Se vogliamo che gli allievi trovino nella scuola il piacere, la motivazione, l’occasione per un arricchimento personale e interindividuale, invertendo la tendenza a vivere nell’esigenza di sopraffare e di aggredire, si impone un riesame profondo delle condizioni educative e organizzative nelle quali si avvia il processo di apprendimento.

Quello che stiamo vivendo è senza dubbio il periodo storico più delicato, una fase in cui la qualificazione accademica non ha mantenuto il passo che sarebbe stato necessario per lo sviluppo delle tecnologie educative e non ha perseguito concretamente i principi pedagogici di apprendimento collettivo e di programma individualizzato.

In questa scarsità di sapere e saper fare in dinamica del dare, si è fatta spazio l’aggressività dell’industria dell’educazione, che, senza fatica, si è potuta ben inserire nel circuito acritico della scuola, dove, in assenza della ricerca e della sperimentazione, necessarie alla verifica di serietà e validità scientifica delle proposte, tutto è stato accolto. La scuola è divenuta un’acquirente di materiale e di macchine per insegnare che, pur nello sconforto dei risultati, continua a essere, per quel mercato, garanzia di ricco realizzo economico. Prodotti per strategie educative fallimentari che hanno imposto agli allievi modelli standardizzati, hanno offerto formulari stereotipati, obbligandoli a seguire percorsi di apprendimento programmato con l’utilizzo di schede, e che ha portato la scuola a dover far fronte per fotocopie e fotocopiatrici, a una voce di spesa fra le più alte, a cui si è aggiunta quella per i computer con programmi “speciali”, intesi ad aiutare in particolare gli scolari con Disturbi Specifici dell’Apprendimento, che per una ingiustificata ignoranza, piace appellare “dislessici”. Un impatto massiccio di materiali per stimoli percettivi proposti a soggetti seduti a un banchino o separati in aule “speciali”, che dominano sull’educazione decidendo le sorti del sistema educativo.

Macchine, materiali, oggetti, schede per insegnare, monetizzati e scambiati come educativi, hanno sostituito l’impegno personale e interrotto la mediazione dell’insegnante con l’allievo e con il gruppo, hanno impedito ogni occasione per sviluppare costrutti psicodinamici e generare scambi simpatetici, con l’intento di risolvere i problemi in termini puramente quantitativi secondo criteri negativi dello sviluppo.

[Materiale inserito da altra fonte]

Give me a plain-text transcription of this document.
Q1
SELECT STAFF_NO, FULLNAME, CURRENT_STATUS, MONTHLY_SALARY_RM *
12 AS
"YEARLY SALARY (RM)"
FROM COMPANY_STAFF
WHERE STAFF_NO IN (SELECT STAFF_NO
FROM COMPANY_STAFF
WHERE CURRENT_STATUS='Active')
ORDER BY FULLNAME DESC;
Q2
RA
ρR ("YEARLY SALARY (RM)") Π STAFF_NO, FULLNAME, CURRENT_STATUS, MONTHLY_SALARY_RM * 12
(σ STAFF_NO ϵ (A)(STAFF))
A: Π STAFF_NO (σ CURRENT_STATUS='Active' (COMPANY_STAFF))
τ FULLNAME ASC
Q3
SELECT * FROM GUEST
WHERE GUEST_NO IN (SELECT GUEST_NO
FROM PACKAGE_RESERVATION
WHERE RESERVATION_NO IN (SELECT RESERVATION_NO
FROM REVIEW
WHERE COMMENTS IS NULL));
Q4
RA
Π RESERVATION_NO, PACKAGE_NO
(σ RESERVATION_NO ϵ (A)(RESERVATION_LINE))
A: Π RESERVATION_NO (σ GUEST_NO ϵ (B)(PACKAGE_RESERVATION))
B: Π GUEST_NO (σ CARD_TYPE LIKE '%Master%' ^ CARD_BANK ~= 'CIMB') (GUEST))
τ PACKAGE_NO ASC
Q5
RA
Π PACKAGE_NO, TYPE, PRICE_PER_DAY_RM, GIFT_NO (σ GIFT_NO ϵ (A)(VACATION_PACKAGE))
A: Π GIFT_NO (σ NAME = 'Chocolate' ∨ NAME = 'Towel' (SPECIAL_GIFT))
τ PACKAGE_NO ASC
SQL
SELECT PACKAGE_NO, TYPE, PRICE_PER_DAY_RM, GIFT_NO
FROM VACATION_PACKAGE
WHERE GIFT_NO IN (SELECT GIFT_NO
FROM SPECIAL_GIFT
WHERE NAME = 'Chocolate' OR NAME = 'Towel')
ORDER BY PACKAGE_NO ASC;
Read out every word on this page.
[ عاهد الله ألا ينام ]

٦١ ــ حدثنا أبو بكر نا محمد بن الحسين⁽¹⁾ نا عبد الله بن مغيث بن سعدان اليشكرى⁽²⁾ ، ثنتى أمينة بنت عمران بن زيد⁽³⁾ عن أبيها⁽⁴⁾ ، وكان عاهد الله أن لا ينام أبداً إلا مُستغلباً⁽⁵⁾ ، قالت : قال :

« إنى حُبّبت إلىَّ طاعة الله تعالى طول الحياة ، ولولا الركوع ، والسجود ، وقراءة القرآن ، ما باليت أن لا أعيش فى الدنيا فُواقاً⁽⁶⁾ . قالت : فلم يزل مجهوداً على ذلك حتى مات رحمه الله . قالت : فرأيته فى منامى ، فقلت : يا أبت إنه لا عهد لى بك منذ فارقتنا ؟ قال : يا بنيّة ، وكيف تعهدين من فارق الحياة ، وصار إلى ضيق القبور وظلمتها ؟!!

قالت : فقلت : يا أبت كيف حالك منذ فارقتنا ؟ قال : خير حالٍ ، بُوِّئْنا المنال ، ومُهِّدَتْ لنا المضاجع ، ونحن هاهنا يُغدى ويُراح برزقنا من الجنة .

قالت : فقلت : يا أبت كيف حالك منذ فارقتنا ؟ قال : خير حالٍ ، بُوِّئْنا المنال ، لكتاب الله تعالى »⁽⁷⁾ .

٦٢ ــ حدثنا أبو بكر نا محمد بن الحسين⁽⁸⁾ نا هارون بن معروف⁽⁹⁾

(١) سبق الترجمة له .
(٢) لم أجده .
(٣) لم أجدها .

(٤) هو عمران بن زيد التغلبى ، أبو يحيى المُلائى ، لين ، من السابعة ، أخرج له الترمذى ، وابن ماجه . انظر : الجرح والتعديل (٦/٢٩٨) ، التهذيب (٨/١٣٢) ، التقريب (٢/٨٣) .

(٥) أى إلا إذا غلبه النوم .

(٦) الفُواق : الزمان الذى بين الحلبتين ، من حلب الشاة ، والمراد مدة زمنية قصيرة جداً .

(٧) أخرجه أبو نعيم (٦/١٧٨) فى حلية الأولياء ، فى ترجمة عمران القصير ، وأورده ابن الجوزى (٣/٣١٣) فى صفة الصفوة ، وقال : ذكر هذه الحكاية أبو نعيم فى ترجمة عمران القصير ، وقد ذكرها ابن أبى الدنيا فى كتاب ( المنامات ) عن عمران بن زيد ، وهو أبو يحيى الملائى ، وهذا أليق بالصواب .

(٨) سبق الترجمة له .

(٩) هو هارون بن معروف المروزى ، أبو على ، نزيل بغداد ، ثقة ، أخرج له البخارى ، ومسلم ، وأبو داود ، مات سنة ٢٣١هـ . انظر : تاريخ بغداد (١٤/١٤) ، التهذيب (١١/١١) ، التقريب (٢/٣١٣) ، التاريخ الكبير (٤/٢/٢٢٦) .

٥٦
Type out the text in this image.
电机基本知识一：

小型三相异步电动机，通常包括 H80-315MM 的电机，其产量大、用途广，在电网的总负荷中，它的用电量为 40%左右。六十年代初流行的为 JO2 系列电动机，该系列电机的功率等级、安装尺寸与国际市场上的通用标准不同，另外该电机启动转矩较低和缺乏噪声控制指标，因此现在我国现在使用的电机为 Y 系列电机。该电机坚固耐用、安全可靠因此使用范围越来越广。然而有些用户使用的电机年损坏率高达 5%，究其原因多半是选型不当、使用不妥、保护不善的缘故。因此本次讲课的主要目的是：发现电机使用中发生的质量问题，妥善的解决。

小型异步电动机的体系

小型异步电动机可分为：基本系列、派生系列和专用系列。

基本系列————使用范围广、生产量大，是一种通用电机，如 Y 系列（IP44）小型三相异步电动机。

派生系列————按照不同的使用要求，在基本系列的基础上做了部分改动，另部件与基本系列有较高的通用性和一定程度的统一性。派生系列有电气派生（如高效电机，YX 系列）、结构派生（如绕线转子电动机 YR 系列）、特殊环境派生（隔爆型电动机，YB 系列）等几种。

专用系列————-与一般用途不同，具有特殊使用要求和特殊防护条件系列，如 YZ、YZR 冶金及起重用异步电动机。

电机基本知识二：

Si utilizzano metodi di insegnamento-ammaestramento anziché appellarsi a un insegnamento pedagogico che si integri al desiderio di cambiamento necessario per tutti e ancor più per coloro che chiedono con maggior forza alla scuola di trovare la chiave per aprire alla trasformazione del “meno” del deficit, nel “più” della compensazione e offrire l’opportunità di scoprire e ritrovare in se stessi le energie e le abilità necessarie da impegnare per conoscere e apprendere.

La scuola deve mantenere vivo per tutti il principio di un’educazione individualizzata ed evitare per il “diverso” l’educazione separata, in un clima di anormalità sociale in cui si instaura un rapporto esclusivo, insolito, differente da quello degli altri. Ma la realtà che abbiamo sotto gli occhi purtroppo è quella di un’istituzione scolastica che, anziché aprire con criterio pedagogico alle necessità degli allievi in difficoltà, ha saputo solo spalancare la porta alla malattia e accogliere etichette sgargianti attribuite con un criterio sanitario.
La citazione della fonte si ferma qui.